While the population risks from COVID vaccination, are outweighed by the benefits of vaccination, including the reduced risk of COVID-related stroke, the World Stroke Organization (WSO) is calling on the public and healthcare professionals to be aware of the risk factors and symptoms of CVST and appropriate diagnosis of the disorder. It is vital that anyone with suspected CVST receives timely and appropriate neurological assessment and treatment to reduce the risk of severe disability and death.
Individuals who are predisposed to CVST include people with blood clotting disorders; women who are taking oral contraceptives, pregnant or post-partum; and people with pre-existing malignant disease.

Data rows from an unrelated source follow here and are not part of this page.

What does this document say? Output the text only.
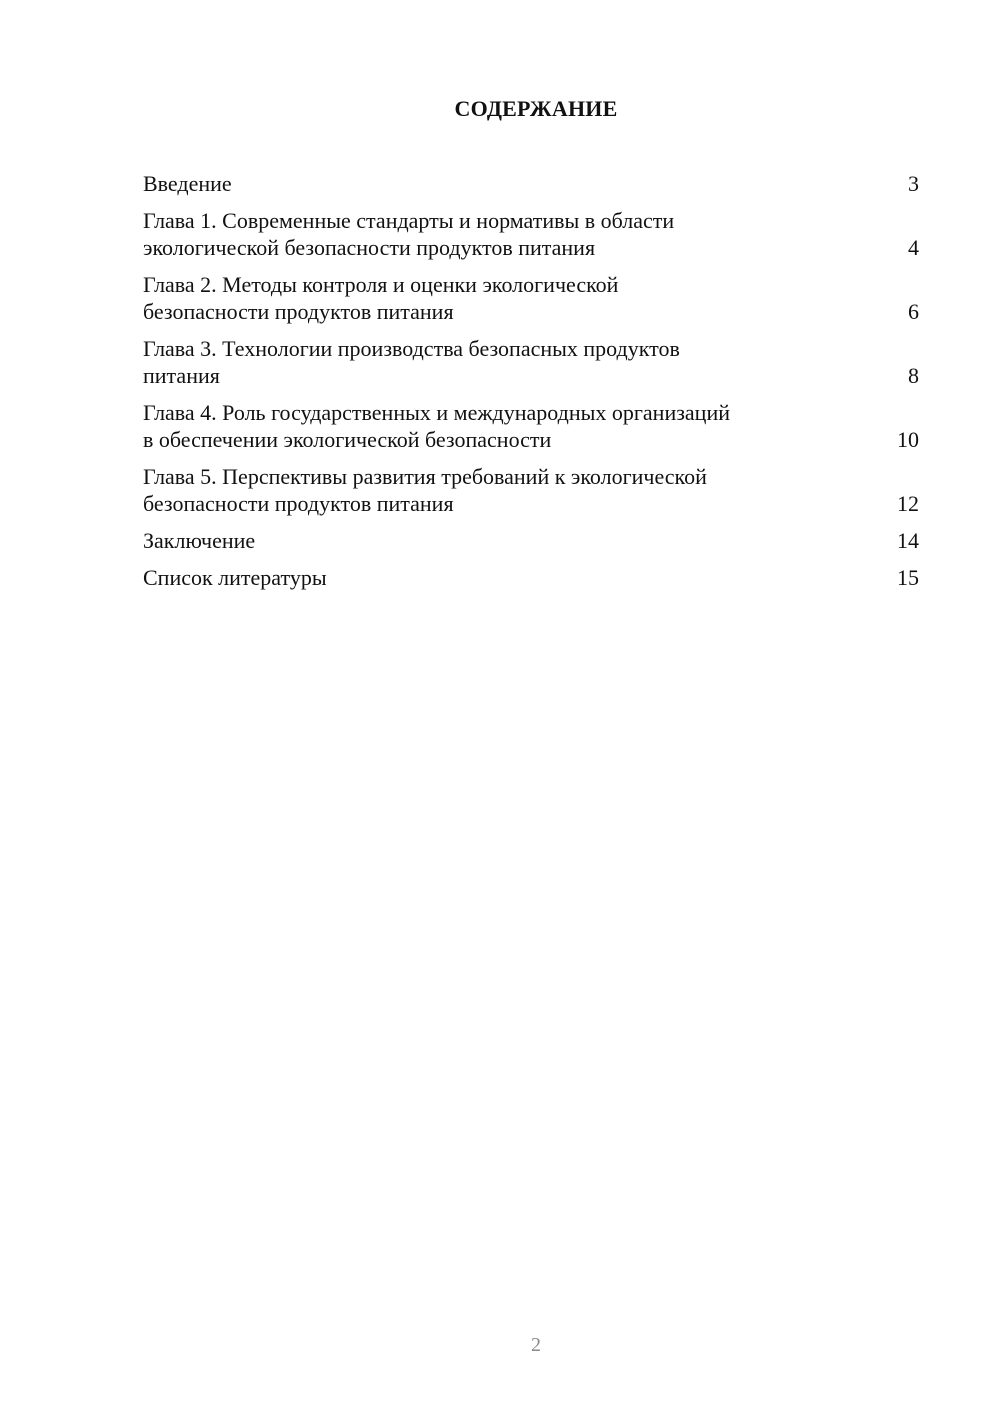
СОДЕРЖАНИЕ
Введение	3
Глава 1. Современные стандарты и нормативы в области
экологической безопасности продуктов питания	4
Глава 2. Методы контроля и оценки экологической
безопасности продуктов питания	6
Глава 3. Технологии производства безопасных продуктов
питания	8
Глава 4. Роль государственных и международных организаций
в обеспечении экологической безопасности	10
Глава 5. Перспективы развития требований к экологической
безопасности продуктов питания	12
Заключение	14
Список литературы	15

2
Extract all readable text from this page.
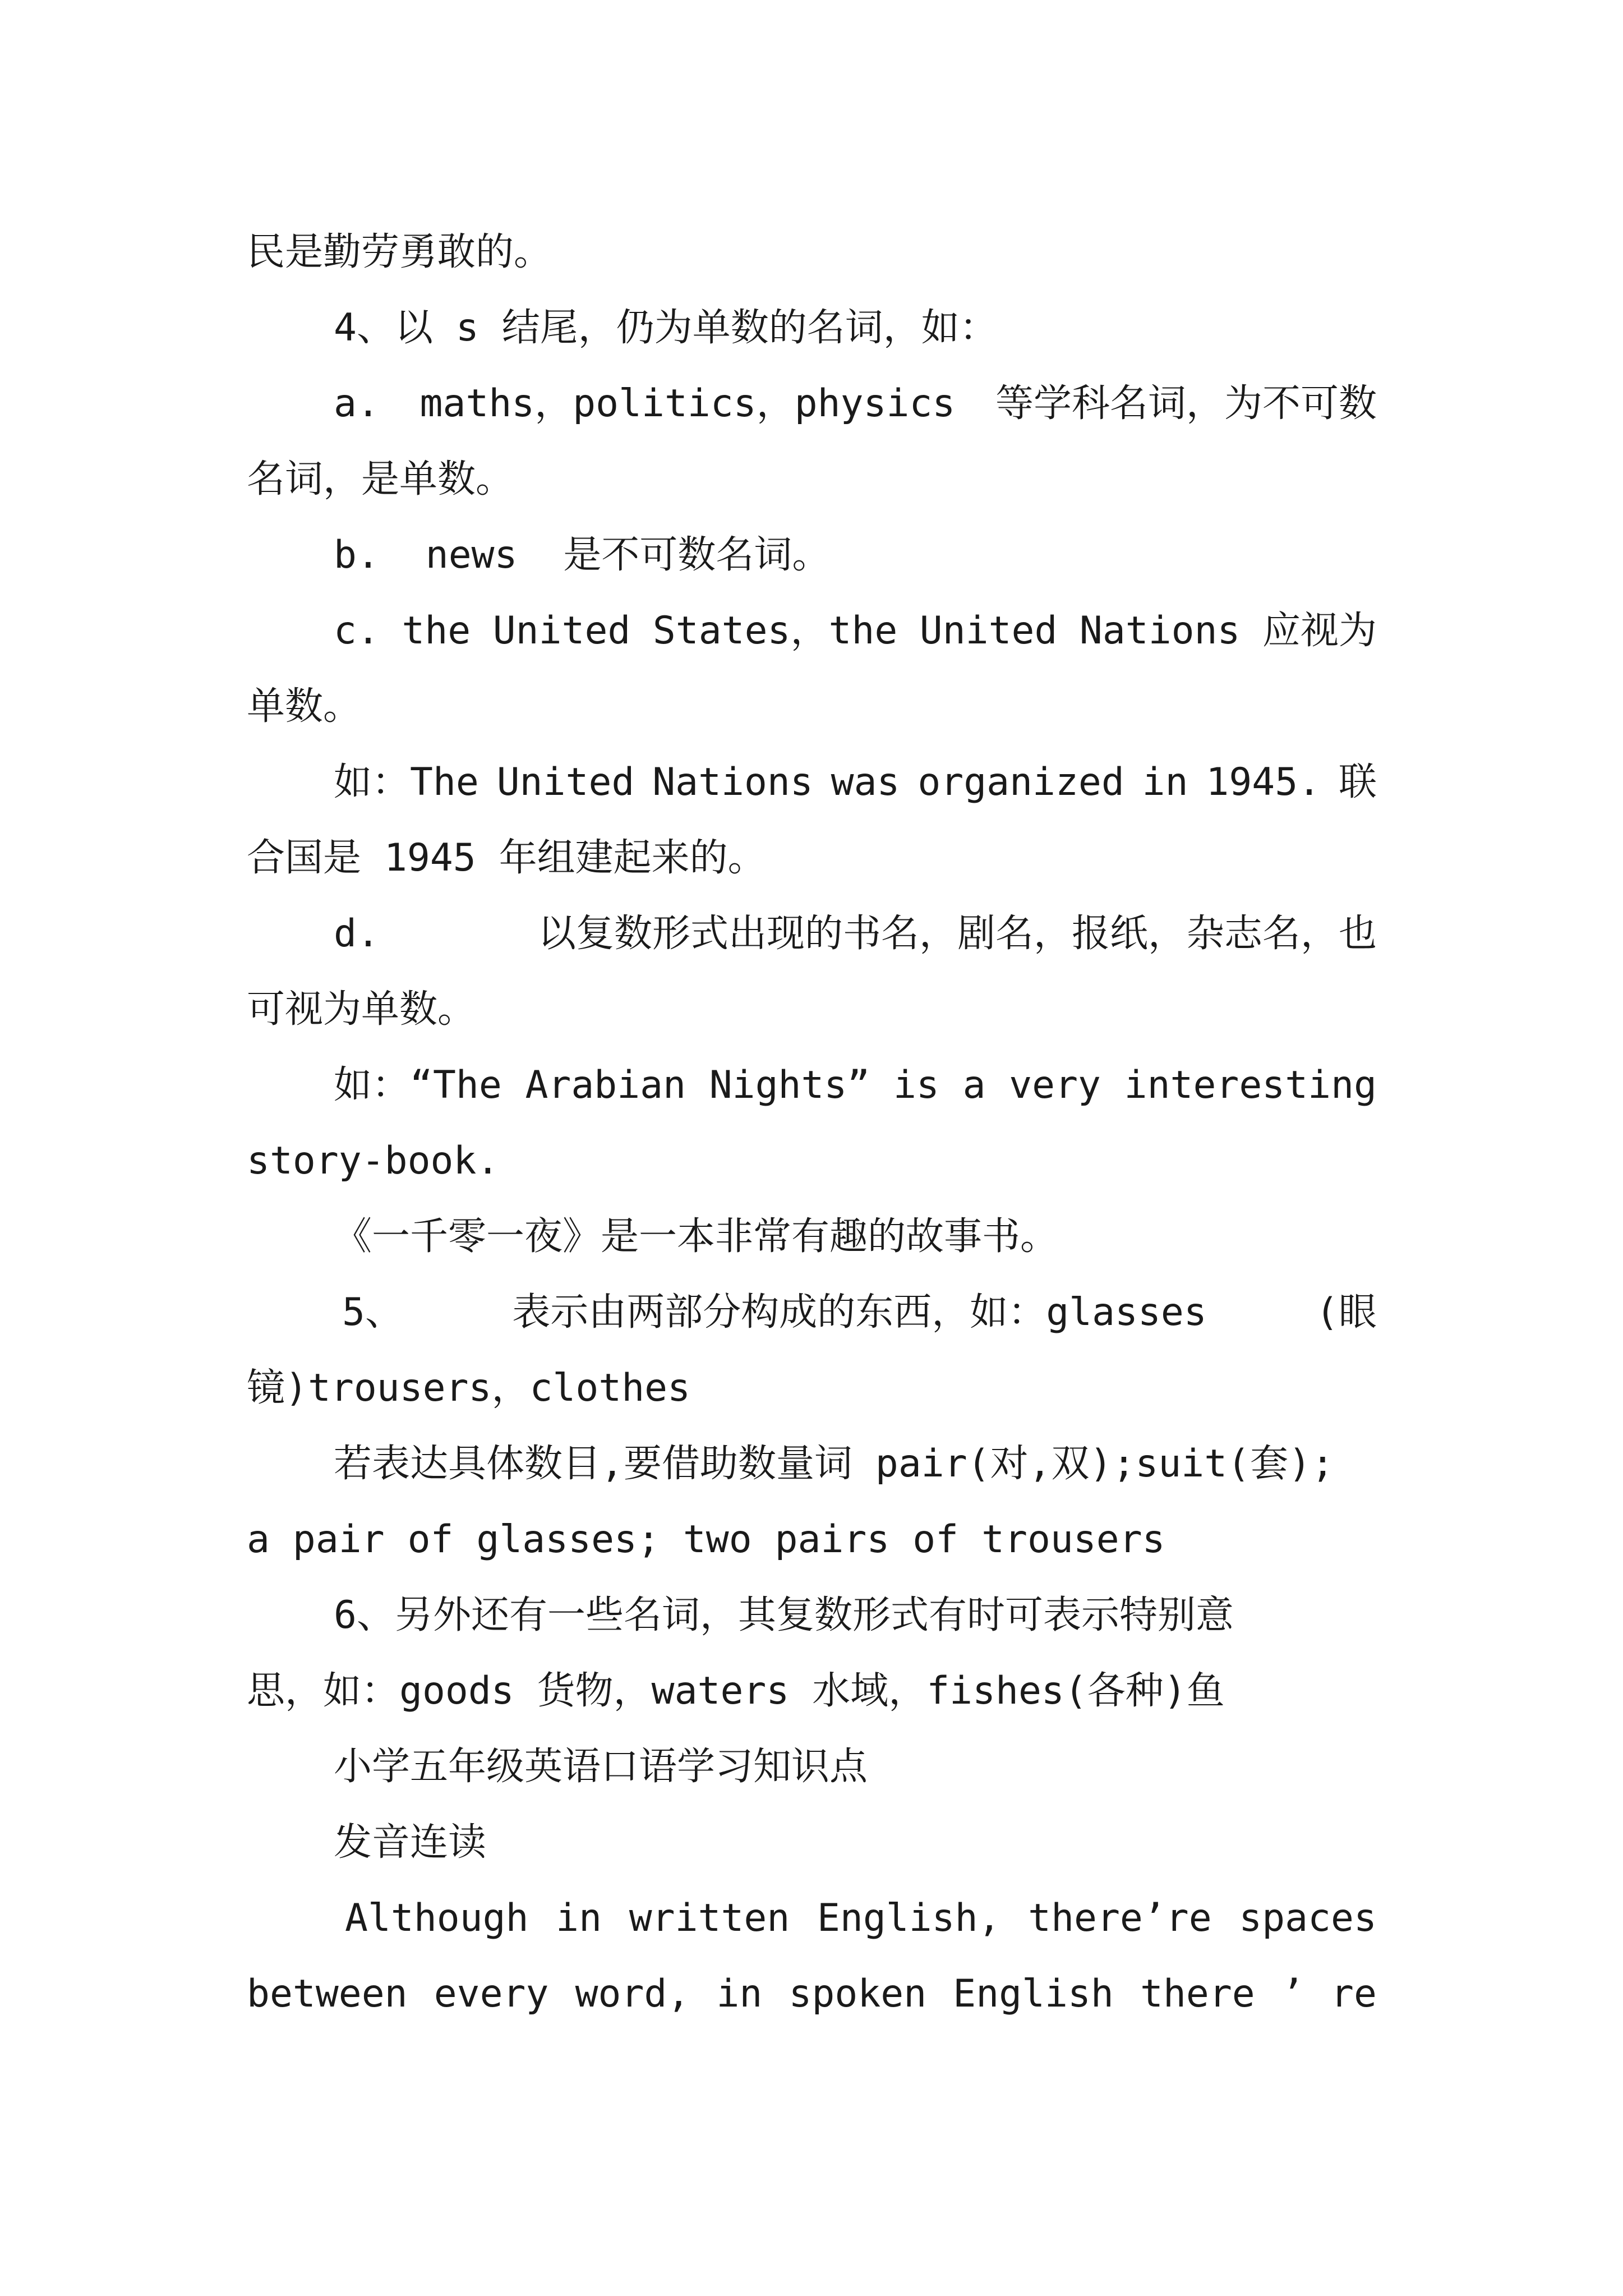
民是勤劳勇敢的。
4、以 s 结尾，仍为单数的名词，如：
a. maths，politics，physics 等学科名词，为不可数
名词，是单数。
b.  news  是不可数名词。
c. the United States，the United Nations 应视为
单数。
如：The United Nations was organized in 1945. 联
合国是 1945 年组建起来的。
d.	以复数形式出现的书名，剧名，报纸，杂志名，也
可视为单数。
如：“The Arabian Nights” is a very interesting
story-book.
《一千零一夜》是一本非常有趣的故事书。
5、	表示由两部分构成的东西，如：glasses	(眼
镜)trousers，clothes
若表达具体数目,要借助数量词 pair(对,双);suit(套);
a pair of glasses; two pairs of trousers
6、另外还有一些名词，其复数形式有时可表示特别意
思，如：goods 货物，waters 水域，fishes(各种)鱼
小学五年级英语口语学习知识点
发音连读
Although in written English, there’re spaces
between every word, in spoken English there ’ re
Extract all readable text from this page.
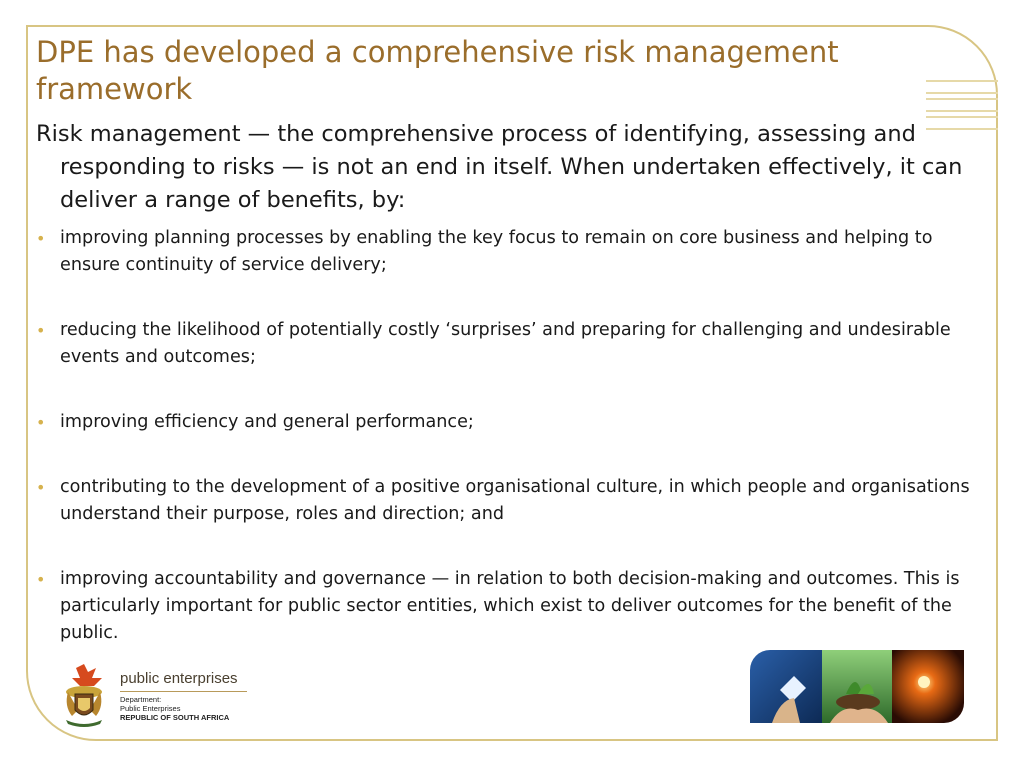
DPE has developed a comprehensive risk management framework

Risk management — the comprehensive process of identifying, assessing and responding to risks — is not an end in itself. When undertaken effectively, it can deliver a range of benefits, by:

• improving planning processes by enabling the key focus to remain on core business and helping to ensure continuity of service delivery;
• reducing the likelihood of potentially costly ‘surprises’ and preparing for challenging and undesirable events and outcomes;
• improving efficiency and general performance;
• contributing to the development of a positive organisational culture, in which people and organisations understand their purpose, roles and direction; and
• improving accountability and governance — in relation to both decision-making and outcomes. This is particularly important for public sector entities, which exist to deliver outcomes for the benefit of the public.
public enterprises
Department:
Public Enterprises
REPUBLIC OF SOUTH AFRICA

The symptoms of CVST include headache, blurred vision, loss of control of movement in parts of the body, seizures, fainting, speech difficulties and confusion. Many patients present with nonspecific headaches, so any new headaches, or a change in the character of an existing headache, should not ignored where an individual has received the J&J or AstraZeneca vaccine.
Diagnosis of CVST requires specialist neurological examination of suspected patients. Brain imaging can be used to confirm the presence of a blood clot or hemorrhage, both of which can occur with CVST. Once a diagnosis has been made, treatment with a blood thinning medication is usually started.
WSO is monitoring emerging evidence and will provide further guidance as details about the CVST cases associated with COVID-19 vaccination emerge.